Смеялся он от души, не замечая смущения дочери. Роли смешались. Наденька бросила книгу и принялась налаживать скатерку на стол, тарелки с ложками. Галкин представил, как она заметалась, услышав его звонок в прихожей, скинула фартук, измазанный рыбьей чешуей, и схватила с полки первую попавшуюся книгу. Они прочитают ее когда-нибудь потом, вместе… За стол Галкин сел охотно, повеселев. Хозяин шарил по шкафам для этикету, хотя в доме у них напитков крепче чая давно не водилось. Слово было за гостем, как он скажет, так и будет. Придется в худом случае ловить такси. Но Галкин рюмку отставил, разрешив затруднения…
— Ты знаешь, кто это? Знаешь, мать?! — ликовал Потеряев, подкладывая Галкину куски пирога, густо сдобренные перцем и лавровым листом.
— Папа, сядь и помолчи! — говорила Наденька, улыбаясь, хотя ей хотелось послушать. Пирог блестел гладкими боками, намазанный сливочным маслом, и был на уровне мировых стандартов. Недоставало Наденькиного тавра.
— Ну как? — спрашивал Потеряев. — Угодила хозяюшка?
— Угу, — мычал Галкин с полным ртом, — угудила…
— Удила? Удила не она, — хохотал Потеряев, — удил я… Вот такой судак! — развел руками, увлекшись, чуть не в ширь стола. — Да тебя, поди, не удивишь после директорских разносолов! А? Аркаша, что вам на обед, к примеру, подают, с директором-то?
«Беляши», — хотел было признаться Галкин. В управленческий буфет он не поспевал, мотаясь по закраинам заводской территории и подсобкам, и теперь ему было стыдно врать.
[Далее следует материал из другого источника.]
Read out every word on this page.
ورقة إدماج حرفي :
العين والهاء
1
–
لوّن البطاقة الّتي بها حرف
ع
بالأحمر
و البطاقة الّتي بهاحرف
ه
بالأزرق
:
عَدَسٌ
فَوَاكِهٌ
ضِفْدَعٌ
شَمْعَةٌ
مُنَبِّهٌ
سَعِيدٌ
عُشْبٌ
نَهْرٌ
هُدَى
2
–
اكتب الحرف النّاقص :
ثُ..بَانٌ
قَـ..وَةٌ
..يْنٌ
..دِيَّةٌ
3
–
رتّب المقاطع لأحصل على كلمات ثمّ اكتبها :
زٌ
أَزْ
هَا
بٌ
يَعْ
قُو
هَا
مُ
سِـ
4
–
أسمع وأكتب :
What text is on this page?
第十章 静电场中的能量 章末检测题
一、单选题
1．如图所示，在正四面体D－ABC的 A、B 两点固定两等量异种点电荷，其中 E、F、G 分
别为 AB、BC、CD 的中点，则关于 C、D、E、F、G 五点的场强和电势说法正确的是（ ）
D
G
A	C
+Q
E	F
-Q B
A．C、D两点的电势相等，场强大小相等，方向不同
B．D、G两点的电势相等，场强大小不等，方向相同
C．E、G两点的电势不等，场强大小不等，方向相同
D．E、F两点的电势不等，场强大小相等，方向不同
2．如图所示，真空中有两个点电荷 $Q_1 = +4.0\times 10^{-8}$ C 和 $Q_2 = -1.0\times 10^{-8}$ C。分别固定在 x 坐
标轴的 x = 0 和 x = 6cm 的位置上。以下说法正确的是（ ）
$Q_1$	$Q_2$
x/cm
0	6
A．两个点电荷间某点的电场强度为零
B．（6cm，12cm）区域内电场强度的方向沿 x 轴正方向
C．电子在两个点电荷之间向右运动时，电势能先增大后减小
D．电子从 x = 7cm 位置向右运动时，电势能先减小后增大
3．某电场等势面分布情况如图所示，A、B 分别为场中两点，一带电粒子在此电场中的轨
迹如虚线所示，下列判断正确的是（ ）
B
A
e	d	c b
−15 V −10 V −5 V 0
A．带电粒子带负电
— Папа, дай человеку поесть! — возмутилась Наденька.
— Ты ешь, Аркаша, жуй! Раньше ведь как работника нанимали: поставят на стол горшок щей да кашу, сколько человек умнет, такой и работник. Говорили, ешь до поры, пока не взопреешь, а работай, покуда не замерзнешь! Примета верная, на себе проверил! — не унимался Потеряев. — А я ведь тебя, Аркашенька, в помощники хотел взять! Да не успел уговорить, директор опередил… Ну да я тоже директор машины…
Мать и дочь смеялись. Никто не вспоминал, в каких вопросах Галкин помогает директору. Может, не в курсе? Было бы лучше, если это осталось секретом производства.
После пирога Потеряев достал семейный альбом с фотографиями. Наденька ушла на кухню хозяйничать, и Галкин в ее отсутствие знакомился с родословной семьи, задерживая взгляд на фотографии девочки, потом девушки. Она снималась одна и группой, с подругами и парнями. Улыбки парней казались вызывающими, манеры и позы развязными, он тайно ревновал. Родословная Потеряевых была не рядовой. Мать Наденьки, оказалось, тоже была «директором бульдозера» и работала на нефтепромыслах, не отставая от мужчин. Выработала стаж и перешла вязальщицей в трикотажную мастерскую. Таких вязальщиц на фабрике было всего две: они поднимали нитки и реставрировали любой рисунок на старинных и импортных изделиях, заказы — на два года вперед…
Галкин таким искусством в своем деле похвалиться не мог, родословной тоже, поэтому он слушал и ждал момента, чтобы улизнуть на кухню. Наденька навела блеск и вышла в коридор с ведерком, в нем мусор и рыбьи потроха. Оставлять их на ночь в тепле кухни она не хотела. «На мусор мне везет!» — подумал Галкин и выскочил следом, извинившись. — «Мусор — счастливый знак!» К его радости, мусоропровода в доме не имелось, он догнал Наденьку на третьем этаже, скача вниз, подобно камнепаду.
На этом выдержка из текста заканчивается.